The case remains pending before the District of Maryland. No trial date has been publicly announced at this time. Updates will be reflected on this page as the litigation progresses.
IX. Primary Court Documents
The following are the primary federal court filings in this case, publicly available via Internet Archive's RECAP federal court document collection and Justia. All documents are filed under Case No. 8:23-cv-02196, U.S. District Court, District of Maryland.
Original Complaint
The initial complaint filed by Fidelis CyberSecurity, Inc. and Fidelis AcquisitionCo, LLC against Partner One Capital, Inc. and Daniel G. Charron, setting out all allegations of Fraud, Bad Faith, and Breach of Contract.
↗ Ruling — Document 52Memorandum Opinion: Motion to Dismiss Denied
Judge Brendan Abell Hurson's Memorandum Opinion denying the defendants' motion to dismiss, allowing Fidelis' claims of fraud, bad faith, and breach of contract to proceed to discovery.
↗ Opinion — Document 65Memorandum Opinion (2025)
Judge Brendan Abell Hurson's second Memorandum Opinion in the case, issued in 2025 as litigation continues in the District of Maryland.
↗ Full DocketComplete Case Docket — Justia
Full case docket listing for Fidelis Cybersecurity, Inc. et al v. Partner One Capital, Inc. et al, including all filings, orders, and entries.

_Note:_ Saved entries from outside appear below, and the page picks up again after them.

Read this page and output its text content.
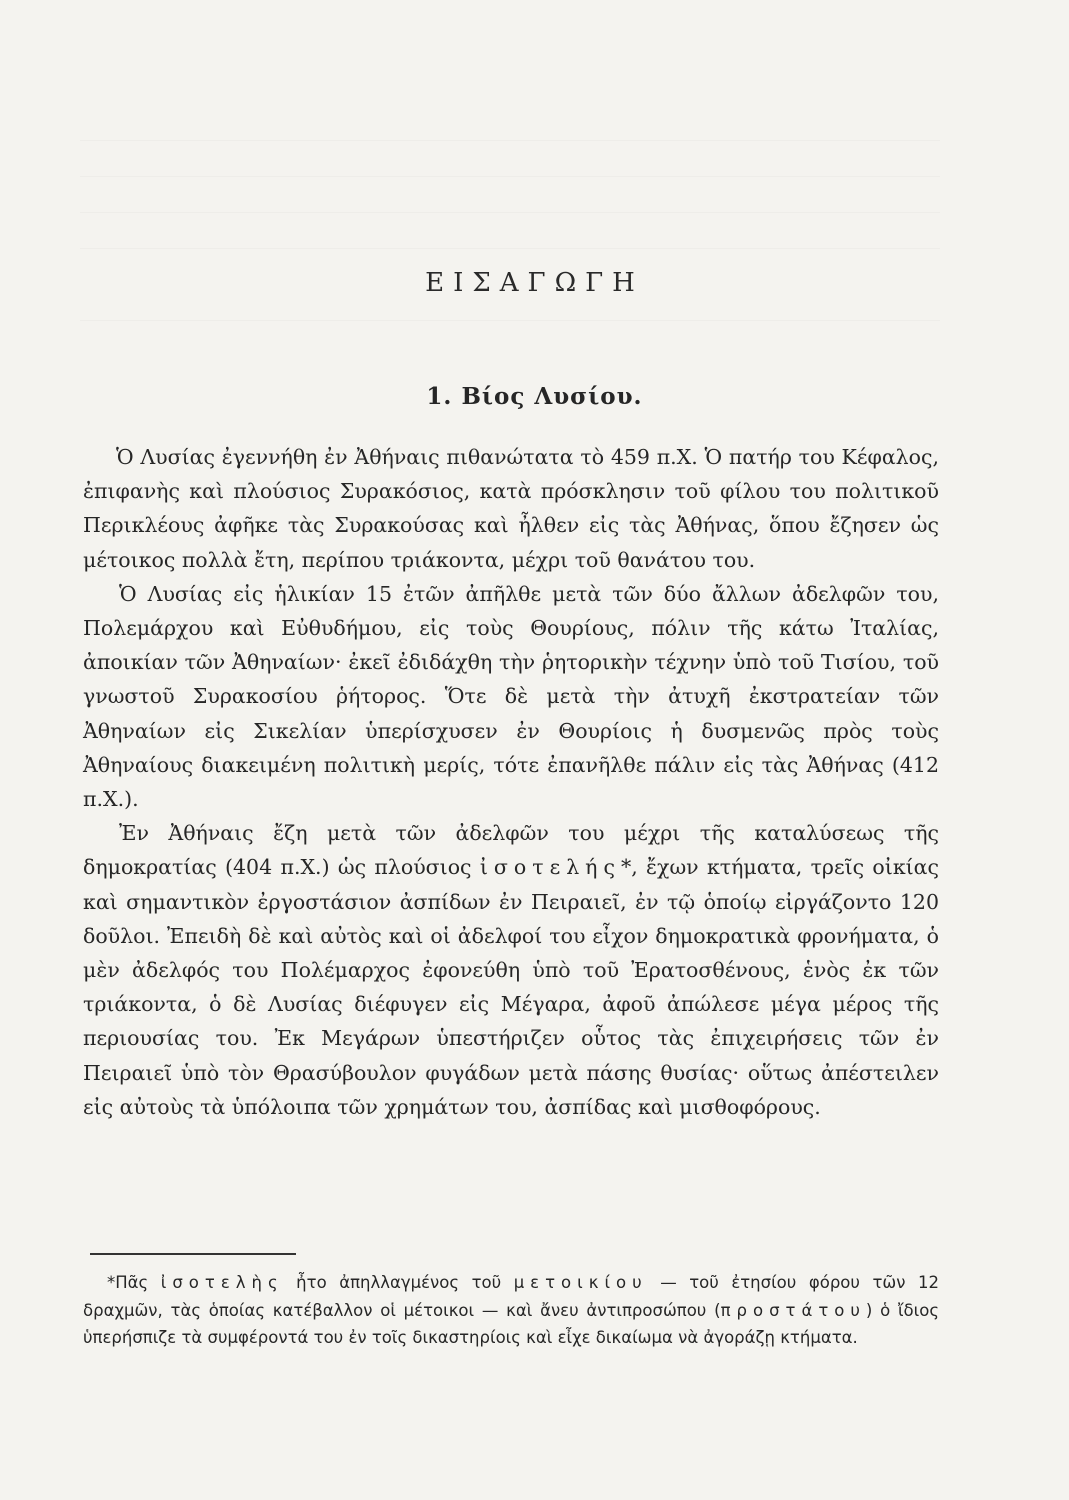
ΕΙΣΑΓΩΓΗ
1. Βίος Λυσίου.

Ὁ Λυσίας ἐγεννήθη ἐν Ἀθήναις πιθανώτατα τὸ 459 π.Χ. Ὁ πατήρ του Κέφαλος, ἐπιφανὴς καὶ πλούσιος Συρακόσιος, κατὰ πρόσκλησιν τοῦ φίλου του πολιτικοῦ Περικλέους ἀφῆκε τὰς Συρακούσας καὶ ἦλθεν εἰς τὰς Ἀθήνας, ὅπου ἔζησεν ὡς μέτοικος πολλὰ ἔτη, περίπου τριάκοντα, μέχρι τοῦ θανάτου του.

Ὁ Λυσίας εἰς ἡλικίαν 15 ἐτῶν ἀπῆλθε μετὰ τῶν δύο ἄλλων ἀδελφῶν του, Πολεμάρχου καὶ Εὐθυδήμου, εἰς τοὺς Θουρίους, πόλιν τῆς κάτω Ἰταλίας, ἀποικίαν τῶν Ἀθηναίων· ἐκεῖ ἐδιδάχθη τὴν ῥητορικὴν τέχνην ὑπὸ τοῦ Τισίου, τοῦ γνωστοῦ Συρακοσίου ῥήτορος. Ὅτε δὲ μετὰ τὴν ἀτυχῆ ἐκστρατείαν τῶν Ἀθηναίων εἰς Σικελίαν ὑπερίσχυσεν ἐν Θουρίοις ἡ δυσμενῶς πρὸς τοὺς Ἀθηναίους διακειμένη πολιτικὴ μερίς, τότε ἐπανῆλθε πάλιν εἰς τὰς Ἀθήνας (412 π.Χ.).

Ἐν Ἀθήναις ἔζη μετὰ τῶν ἀδελφῶν του μέχρι τῆς καταλύσεως τῆς δημοκρατίας (404 π.Χ.) ὡς πλούσιος ἰσοτελής*, ἔχων κτήματα, τρεῖς οἰκίας καὶ σημαντικὸν ἐργοστάσιον ἀσπίδων ἐν Πειραιεῖ, ἐν τῷ ὁποίῳ εἰργάζοντο 120 δοῦλοι. Ἐπειδὴ δὲ καὶ αὐτὸς καὶ οἱ ἀδελφοί του εἶχον δημοκρατικὰ φρονήματα, ὁ μὲν ἀδελφός του Πολέμαρχος ἐφονεύθη ὑπὸ τοῦ Ἐρατοσθένους, ἑνὸς ἐκ τῶν τριάκοντα, ὁ δὲ Λυσίας διέφυγεν εἰς Μέγαρα, ἀφοῦ ἀπώλεσε μέγα μέρος τῆς περιουσίας του. Ἐκ Μεγάρων ὑπεστήριζεν οὗτος τὰς ἐπιχειρήσεις τῶν ἐν Πειραιεῖ ὑπὸ τὸν Θρασύβουλον φυγάδων μετὰ πάσης θυσίας· οὕτως ἀπέστειλεν εἰς αὐτοὺς τὰ ὑπόλοιπα τῶν χρημάτων του, ἀσπίδας καὶ μισθοφόρους.

*Πᾶς ἰσοτελὴς ἦτο ἀπηλλαγμένος τοῦ μετοικίου — τοῦ ἐτησίου φόρου τῶν 12 δραχμῶν, τὰς ὁποίας κατέβαλλον οἱ μέτοικοι — καὶ ἄνευ ἀντιπροσώπου (προστάτου) ὁ ἴδιος ὑπερήσπιζε τὰ συμφέροντά του ἐν τοῖς δικαστηρίοις καὶ εἶχε δικαίωμα νὰ ἀγοράζῃ κτήματα.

Note on the Motion to Dismiss: The February 20, 2024 ruling by Judge Hurson (Document 52) is a significant milestone — it means the court found that Fidelis had pleaded sufficient facts to support its claims at the pleading stage. The defendants' attempt to have the case thrown out before discovery was rejected, confirming that the allegations of fraud, misuse of confidential information, and breach of contract were legally cognizable and sufficient to proceed.